Tax cuts set to benefit La Trobe residents

Low to middle income earners are set to earn more under Labor's proposed changes to the stage 3 tax cuts. PICTURE: ON FILE

By Tyler Wright

The electorate of La Trobe is set to benefit the most from the Labor Government’s amendments to the stage 3 tax cuts in Victoria, according to independent think tank The Australian Institute.

According to the recent report, the electorate will benefit from an additional $46 million as a whole, with each taxpayer $369.16 better off compared to the original stage 3 tax cuts legislated by the Liberal Government in 2019.

The paper used taxation statistics by postcode from the Australian Tax Office (ATO) and aggregated them into federal electorates, added up the number of taxpayers in each tax bracket for each electorate.

“The modified Stage 3 tax cuts give a larger tax cut to low-and middle-income earners, the biggest winners are those electorates that have a larger proportion of low-and middle-income taxpayers,” The Australian Institute’s report read.

The Prime Minister broke a promise that the party would not amend the cuts.

While the Coalition will attempt to amend the bill, it will not stand in the way of Labor’s changes, supporting the amendment in order to ‘help Australians’.

Liberal La Trobe MP Jason Wood said his office had received “two or three emails” from constituents calling for the Liberal Party to support the changes.

“They didn’t want to lose the money; when I’ve gone out there, other people have, like doctors, have made it very clear to me that they’re obviously not happy about the changes.

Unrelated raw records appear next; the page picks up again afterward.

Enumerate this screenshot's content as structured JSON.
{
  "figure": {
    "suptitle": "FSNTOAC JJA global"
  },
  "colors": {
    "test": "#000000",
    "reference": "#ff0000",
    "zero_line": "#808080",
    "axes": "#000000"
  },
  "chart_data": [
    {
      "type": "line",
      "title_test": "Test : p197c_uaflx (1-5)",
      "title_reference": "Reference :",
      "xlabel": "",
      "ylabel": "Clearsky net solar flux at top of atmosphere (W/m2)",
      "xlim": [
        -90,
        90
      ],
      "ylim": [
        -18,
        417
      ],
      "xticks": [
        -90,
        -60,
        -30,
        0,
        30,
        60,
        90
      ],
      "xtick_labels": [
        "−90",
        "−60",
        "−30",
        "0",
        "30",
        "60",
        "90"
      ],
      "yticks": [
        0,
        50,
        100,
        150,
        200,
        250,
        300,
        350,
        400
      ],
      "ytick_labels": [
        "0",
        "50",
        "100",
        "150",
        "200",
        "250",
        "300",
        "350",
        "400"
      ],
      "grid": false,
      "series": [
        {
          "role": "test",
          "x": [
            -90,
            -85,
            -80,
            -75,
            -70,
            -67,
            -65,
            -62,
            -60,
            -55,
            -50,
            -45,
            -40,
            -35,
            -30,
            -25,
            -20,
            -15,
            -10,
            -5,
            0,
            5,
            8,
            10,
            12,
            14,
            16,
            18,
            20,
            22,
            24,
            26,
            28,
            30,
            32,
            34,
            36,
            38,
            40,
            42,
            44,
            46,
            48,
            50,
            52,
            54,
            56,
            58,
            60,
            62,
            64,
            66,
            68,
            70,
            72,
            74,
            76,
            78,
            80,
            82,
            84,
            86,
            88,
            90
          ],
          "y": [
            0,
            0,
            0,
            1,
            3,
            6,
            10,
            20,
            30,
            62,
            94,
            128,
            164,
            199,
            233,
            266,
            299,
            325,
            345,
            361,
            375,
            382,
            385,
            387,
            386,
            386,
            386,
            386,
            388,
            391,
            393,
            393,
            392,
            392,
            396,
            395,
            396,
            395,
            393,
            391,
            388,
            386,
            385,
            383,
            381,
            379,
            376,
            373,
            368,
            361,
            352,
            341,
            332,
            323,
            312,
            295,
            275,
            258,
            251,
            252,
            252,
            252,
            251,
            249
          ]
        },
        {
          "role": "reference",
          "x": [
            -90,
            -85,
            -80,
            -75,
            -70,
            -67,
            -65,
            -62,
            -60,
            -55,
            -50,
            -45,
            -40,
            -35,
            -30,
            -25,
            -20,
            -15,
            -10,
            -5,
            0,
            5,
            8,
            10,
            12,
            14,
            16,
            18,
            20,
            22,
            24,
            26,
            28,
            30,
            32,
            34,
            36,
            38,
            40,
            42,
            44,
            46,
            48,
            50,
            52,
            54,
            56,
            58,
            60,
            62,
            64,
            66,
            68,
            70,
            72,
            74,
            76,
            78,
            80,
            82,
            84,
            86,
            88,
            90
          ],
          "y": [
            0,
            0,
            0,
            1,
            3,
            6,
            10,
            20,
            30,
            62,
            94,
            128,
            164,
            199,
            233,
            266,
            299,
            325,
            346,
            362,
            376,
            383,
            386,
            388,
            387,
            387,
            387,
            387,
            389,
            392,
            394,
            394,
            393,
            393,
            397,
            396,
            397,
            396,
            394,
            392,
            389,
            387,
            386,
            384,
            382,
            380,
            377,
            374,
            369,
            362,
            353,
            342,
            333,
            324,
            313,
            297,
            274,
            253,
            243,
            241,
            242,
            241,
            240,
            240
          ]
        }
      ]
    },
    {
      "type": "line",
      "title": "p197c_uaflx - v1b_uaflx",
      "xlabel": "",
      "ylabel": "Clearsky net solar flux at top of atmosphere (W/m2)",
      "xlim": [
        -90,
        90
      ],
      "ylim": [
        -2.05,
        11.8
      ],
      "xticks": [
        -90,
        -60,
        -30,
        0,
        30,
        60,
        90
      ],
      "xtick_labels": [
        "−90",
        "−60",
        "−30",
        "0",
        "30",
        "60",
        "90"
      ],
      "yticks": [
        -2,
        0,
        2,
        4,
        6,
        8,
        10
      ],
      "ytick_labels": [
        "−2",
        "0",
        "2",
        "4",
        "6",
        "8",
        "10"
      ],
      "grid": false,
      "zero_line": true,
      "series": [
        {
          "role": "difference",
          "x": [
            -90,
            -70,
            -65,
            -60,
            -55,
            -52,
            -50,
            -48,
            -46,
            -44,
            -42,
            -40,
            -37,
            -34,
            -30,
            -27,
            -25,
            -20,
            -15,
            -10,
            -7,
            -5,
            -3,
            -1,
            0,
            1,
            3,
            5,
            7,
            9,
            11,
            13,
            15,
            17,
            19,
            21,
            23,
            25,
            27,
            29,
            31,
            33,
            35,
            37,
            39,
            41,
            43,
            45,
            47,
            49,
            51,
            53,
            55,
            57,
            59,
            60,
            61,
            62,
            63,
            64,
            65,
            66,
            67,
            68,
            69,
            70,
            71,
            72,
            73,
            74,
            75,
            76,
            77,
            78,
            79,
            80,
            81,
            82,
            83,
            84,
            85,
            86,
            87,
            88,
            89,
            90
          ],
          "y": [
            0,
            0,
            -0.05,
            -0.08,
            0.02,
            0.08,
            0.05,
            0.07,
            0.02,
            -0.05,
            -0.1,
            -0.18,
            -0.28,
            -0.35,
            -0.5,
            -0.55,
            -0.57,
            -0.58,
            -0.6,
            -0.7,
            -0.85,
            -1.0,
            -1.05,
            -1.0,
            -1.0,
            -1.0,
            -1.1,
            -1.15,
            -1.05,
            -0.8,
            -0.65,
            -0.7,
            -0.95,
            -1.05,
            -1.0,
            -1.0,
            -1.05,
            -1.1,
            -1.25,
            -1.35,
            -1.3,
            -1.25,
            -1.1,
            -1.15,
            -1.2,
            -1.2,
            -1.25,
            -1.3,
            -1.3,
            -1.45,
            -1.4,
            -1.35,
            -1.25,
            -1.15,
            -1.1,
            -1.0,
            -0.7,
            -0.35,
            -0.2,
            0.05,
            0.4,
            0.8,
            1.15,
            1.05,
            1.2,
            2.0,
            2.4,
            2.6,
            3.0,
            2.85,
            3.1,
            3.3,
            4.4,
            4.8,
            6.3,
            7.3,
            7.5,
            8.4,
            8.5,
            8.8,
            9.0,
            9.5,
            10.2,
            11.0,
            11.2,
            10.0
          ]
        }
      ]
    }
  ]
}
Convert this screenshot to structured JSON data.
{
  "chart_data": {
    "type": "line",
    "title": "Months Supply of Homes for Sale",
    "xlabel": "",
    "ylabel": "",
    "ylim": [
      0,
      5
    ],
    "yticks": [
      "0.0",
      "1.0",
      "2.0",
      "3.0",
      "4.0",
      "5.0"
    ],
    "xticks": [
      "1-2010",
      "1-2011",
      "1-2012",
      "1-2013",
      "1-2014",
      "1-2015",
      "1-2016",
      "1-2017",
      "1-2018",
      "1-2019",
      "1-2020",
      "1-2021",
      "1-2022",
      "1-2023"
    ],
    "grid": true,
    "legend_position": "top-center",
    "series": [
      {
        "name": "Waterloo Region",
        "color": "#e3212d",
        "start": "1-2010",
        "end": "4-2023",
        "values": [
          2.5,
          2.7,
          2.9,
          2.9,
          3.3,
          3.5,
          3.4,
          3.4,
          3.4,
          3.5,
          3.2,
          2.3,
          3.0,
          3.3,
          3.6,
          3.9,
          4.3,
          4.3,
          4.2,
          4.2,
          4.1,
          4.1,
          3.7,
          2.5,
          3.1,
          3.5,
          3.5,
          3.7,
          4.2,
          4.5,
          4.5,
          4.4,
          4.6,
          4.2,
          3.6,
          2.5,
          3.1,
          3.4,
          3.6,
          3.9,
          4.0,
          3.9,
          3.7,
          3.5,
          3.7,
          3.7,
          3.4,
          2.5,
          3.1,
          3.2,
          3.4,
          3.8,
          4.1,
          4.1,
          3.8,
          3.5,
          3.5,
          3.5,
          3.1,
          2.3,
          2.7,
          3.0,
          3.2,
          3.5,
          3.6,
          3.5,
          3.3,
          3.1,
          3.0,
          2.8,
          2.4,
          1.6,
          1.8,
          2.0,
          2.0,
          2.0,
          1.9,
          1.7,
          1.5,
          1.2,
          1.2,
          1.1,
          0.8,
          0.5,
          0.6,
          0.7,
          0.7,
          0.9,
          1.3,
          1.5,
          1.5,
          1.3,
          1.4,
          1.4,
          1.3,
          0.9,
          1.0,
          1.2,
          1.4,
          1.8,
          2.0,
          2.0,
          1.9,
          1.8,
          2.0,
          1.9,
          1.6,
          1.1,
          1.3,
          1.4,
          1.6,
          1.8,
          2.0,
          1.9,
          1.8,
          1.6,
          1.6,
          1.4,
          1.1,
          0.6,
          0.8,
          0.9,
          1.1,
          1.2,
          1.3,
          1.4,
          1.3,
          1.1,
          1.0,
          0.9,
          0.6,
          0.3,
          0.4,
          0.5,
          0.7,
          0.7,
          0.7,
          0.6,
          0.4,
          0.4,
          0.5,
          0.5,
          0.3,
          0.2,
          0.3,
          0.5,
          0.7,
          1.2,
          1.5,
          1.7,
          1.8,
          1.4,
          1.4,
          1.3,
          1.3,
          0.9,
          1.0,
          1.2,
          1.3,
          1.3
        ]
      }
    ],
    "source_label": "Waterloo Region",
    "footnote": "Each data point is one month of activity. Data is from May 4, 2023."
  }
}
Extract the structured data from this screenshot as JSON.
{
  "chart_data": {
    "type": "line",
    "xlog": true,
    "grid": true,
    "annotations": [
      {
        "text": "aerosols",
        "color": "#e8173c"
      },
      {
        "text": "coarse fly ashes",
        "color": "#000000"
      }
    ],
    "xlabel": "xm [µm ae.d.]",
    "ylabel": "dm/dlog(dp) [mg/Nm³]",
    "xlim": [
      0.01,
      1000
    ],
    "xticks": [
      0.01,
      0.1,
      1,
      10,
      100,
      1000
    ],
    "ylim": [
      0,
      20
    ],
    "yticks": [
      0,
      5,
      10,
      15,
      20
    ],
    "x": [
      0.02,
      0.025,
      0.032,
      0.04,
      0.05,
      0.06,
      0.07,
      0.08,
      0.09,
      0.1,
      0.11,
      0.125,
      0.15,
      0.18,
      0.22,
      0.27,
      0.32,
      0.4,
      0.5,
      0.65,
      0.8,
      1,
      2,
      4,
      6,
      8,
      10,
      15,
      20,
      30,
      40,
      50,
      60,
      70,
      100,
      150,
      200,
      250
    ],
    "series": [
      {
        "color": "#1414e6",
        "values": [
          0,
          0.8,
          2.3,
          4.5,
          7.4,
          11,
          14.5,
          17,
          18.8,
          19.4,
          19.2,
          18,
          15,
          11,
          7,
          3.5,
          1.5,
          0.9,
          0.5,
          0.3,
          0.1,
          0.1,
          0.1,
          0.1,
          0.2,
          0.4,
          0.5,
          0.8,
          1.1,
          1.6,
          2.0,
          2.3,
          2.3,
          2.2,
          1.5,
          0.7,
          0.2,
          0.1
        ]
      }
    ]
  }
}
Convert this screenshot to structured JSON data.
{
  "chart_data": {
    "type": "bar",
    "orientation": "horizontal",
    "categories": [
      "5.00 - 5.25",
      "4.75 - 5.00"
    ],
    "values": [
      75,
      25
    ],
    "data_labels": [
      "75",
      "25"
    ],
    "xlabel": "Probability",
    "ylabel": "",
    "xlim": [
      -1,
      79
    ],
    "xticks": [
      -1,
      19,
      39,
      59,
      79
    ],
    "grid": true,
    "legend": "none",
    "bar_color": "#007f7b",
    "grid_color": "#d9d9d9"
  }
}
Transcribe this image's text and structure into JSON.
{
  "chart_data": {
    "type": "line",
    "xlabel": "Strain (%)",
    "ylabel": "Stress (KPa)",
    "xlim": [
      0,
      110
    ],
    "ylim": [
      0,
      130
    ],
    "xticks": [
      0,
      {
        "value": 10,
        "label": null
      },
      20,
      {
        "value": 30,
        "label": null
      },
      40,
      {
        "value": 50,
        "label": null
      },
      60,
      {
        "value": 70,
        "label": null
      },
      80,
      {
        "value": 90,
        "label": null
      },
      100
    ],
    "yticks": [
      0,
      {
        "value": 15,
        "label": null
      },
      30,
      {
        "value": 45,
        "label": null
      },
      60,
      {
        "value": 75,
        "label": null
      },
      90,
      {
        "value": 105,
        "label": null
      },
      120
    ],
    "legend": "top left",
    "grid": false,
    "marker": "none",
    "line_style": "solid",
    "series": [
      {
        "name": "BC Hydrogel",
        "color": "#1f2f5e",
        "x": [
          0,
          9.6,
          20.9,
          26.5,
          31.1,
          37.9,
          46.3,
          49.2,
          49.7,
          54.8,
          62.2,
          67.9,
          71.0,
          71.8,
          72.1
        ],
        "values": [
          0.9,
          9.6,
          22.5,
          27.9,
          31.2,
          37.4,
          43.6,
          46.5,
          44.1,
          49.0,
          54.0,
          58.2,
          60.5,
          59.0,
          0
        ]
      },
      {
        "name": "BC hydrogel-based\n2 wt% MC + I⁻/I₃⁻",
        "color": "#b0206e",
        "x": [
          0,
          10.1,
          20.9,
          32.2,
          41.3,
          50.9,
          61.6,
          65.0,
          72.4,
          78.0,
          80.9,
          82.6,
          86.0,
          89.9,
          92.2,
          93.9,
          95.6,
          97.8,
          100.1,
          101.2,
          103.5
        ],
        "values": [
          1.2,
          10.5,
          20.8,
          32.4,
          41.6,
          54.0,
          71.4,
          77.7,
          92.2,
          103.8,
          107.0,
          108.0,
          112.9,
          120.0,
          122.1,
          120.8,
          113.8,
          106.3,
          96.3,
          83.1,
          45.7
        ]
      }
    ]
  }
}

“Overall, people really hurt, and that’s the key message I’m hearing, the cost of living…everything’s going up, insurance is going up.

“I get more emails on potholes than tax cuts.”

Mr Wood said the scrapping of funding for the duplication of Wellington Road between the 2022-23 budget and slashing over $100 million of funding the Sealing the Hills program, which was set to seal 100 kilometres of roads in the Cardinia Shire in the 2022-23 budget, are other examples of broken promises from the Federal government.

“These were election commitments made by Labor back in 2019, and they’ve walked away,” he said.

“Reducing the tax rate from 19 to 16 [per cent], we will support that, we’re not gonna stop anyone from getting a tax cut, but the point is Labor, they never put any amendments on it in the last four years and all of a sudden they change it, and that was election commitments, and that’s our issue.

“There was stage one and stage two [cuts] more for low income earners and stage three was for people earning more, and that was the agreement through two elections.”

Speaking to the ABC, Casey MP Aaron Violi also criticised Prime Minister Anthony Abanese’s “broken promise” that the Labor Party would not amend the stage 3 tax cuts.

“Most Australians will gain $804 in that low and middle income bracket,” he said.

“That, for perspective for viewers, is $15 a week, starting on the 1st of July.

“Petrol in my community is $2.19 today, that’s about six litres of petrol in about five months that this government is promising people for cost of living.

“So he’s [Albanese’s] broken his promise, he’s broken his word, and he’s not delivering significant, tangible relief to Australians today, he’s making them wait five months.

“It’s $15 a week for most, and he could have acted last year when he slugged everyone an extra $1500 on their tax bill.”

The Federal Labor Government cited a global inflation spike, interest rate rises and ‘greater global uncertainty’ as its reasons for the changes.